Runnning the dataeng-machine-learning
codelab on step 9. 4. Feature Engineering
.
The notebook step for running a tarin job is:
%%bash
OUTDIR=gs://${BUCKET}/taxifare/ch4/taxi_trained
JOBNAME=lab4a_$(date -u +%y%m%d_%H%M%S)
echo $OUTDIR $REGION $JOBNAME
gsutil -m rm -rf $OUTDIR
gcloud ml-engine jobs submit training $JOBNAME \
--region=$REGION \
--module-name=trainer.task \
--package-path=${REPO}/courses/machine_learning/feateng/taxifare/trainer \
--job-dir=$OUTDIR \
--staging-bucket=gs://$BUCKET \
--scale-tier=BASIC \
--runtime-version=1.0 \
-- \
--train_data_paths="gs://$BUCKET/taxifare/ch4/taxi_preproc/train*" \
--eval_data_paths="gs://${BUCKET}/taxifare/ch4/taxi_preproc/valid*" \
--output_dir=$OUTDIR \
--num_epochs=100
That works great no matter how many time I run it.
However if I run:
%%bash
OUTDIR=gs://${BUCKET}/taxifare/ch4/taxi_trained
JOBNAME=lab4a_$(date -u +%y%m%d_%H%M%S)
echo $OUTDIR $REGION $JOBNAME
gsutil -m rm -rf $OUTDIR
gcloud ml-engine jobs submit training $JOBNAME \
--region=$REGION \
--module-name=trainer.task \
--package-path=${REPO}/courses/machine_learning/feateng/taxifare/trainer \
--job-dir=$OUTDIR \
--staging-bucket=gs://$BUCKET \
--scale-tier=BASIC \
--runtime-version=1.0 \
-- \
--train_data_paths="gs://$BUCKET/taxifare/ch4/taxi_preproc/train*" \
--eval_data_paths="gs://${BUCKET}/taxifare/ch4/taxi_preproc/valid*" \
--output_dir=$OUTDIR \
--num_epochs=100 \
--verbosity DEBUG
Job fails after about 40 sec. with this in the logs:
The replica master 0 exited with a non-zero status of 2. Termination reason: Error.

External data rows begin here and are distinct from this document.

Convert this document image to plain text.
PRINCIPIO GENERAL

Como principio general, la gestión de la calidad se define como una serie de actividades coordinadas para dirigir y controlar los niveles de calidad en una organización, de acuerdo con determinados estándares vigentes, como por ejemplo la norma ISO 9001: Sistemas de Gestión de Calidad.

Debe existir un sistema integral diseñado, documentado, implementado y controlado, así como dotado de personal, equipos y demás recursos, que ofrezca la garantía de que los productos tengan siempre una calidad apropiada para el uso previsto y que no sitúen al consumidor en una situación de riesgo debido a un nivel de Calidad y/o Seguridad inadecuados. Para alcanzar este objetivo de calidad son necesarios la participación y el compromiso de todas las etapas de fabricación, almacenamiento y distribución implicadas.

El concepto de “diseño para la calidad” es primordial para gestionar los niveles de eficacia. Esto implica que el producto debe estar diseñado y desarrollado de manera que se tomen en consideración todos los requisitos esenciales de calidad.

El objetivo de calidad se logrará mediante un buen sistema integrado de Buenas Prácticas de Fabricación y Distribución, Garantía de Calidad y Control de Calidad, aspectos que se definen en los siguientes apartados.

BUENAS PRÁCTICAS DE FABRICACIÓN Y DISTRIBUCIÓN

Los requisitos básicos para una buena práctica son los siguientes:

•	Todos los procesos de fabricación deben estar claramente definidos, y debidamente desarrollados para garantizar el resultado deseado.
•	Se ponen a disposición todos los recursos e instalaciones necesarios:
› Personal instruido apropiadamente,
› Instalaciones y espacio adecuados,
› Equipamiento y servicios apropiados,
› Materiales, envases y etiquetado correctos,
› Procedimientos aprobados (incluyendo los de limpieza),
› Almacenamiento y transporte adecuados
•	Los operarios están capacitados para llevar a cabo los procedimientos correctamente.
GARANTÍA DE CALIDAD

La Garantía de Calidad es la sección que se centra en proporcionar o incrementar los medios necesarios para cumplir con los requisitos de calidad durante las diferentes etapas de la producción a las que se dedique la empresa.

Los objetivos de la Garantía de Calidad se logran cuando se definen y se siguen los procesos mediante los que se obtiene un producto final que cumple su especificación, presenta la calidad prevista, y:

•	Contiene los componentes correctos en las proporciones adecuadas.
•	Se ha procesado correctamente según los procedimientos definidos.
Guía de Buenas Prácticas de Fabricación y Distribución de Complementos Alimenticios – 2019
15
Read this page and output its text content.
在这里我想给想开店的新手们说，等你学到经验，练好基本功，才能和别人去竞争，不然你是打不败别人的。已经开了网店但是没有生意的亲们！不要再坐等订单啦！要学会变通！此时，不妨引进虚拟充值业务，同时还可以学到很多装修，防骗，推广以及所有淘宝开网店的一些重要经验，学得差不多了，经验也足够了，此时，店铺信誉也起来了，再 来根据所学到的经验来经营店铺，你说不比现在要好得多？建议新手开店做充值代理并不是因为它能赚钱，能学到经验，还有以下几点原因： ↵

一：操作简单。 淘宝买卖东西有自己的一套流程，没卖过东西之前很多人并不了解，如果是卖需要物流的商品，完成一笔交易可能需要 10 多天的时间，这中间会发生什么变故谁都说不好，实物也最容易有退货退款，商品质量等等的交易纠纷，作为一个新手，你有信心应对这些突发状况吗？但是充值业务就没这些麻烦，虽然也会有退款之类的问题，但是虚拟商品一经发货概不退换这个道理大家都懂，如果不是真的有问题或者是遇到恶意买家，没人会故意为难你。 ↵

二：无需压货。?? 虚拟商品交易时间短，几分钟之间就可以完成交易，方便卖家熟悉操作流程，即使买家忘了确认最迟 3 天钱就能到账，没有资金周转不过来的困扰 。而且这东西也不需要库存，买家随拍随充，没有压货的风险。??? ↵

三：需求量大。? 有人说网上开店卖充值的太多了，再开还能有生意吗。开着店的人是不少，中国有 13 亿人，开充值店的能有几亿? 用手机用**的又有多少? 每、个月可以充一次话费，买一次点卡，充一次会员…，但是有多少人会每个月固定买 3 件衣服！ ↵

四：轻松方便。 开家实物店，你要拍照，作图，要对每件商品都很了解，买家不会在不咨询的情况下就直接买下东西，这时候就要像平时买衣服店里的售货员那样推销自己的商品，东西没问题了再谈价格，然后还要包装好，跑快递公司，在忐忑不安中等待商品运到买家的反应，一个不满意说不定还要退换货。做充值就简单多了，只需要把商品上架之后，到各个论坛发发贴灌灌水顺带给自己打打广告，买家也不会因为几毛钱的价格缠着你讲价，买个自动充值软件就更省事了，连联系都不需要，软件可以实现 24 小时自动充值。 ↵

I've found this usage in here: https://cloud.google.com/ml-engine/docs/how-tos/getting-started-training-prediction#cloud-train-single
So I guesss it's ok to use.
What am I doing wrong?
Note that every argument after the "-- \" line is a pass through to the tensorflow code and is therefore dependent on the individual sample code.
In this case, the "--verbosity" flag isn't supported by the sample you are running. Looking at the samples repo, it looks like the only sample that has that flag is the census estimator sample.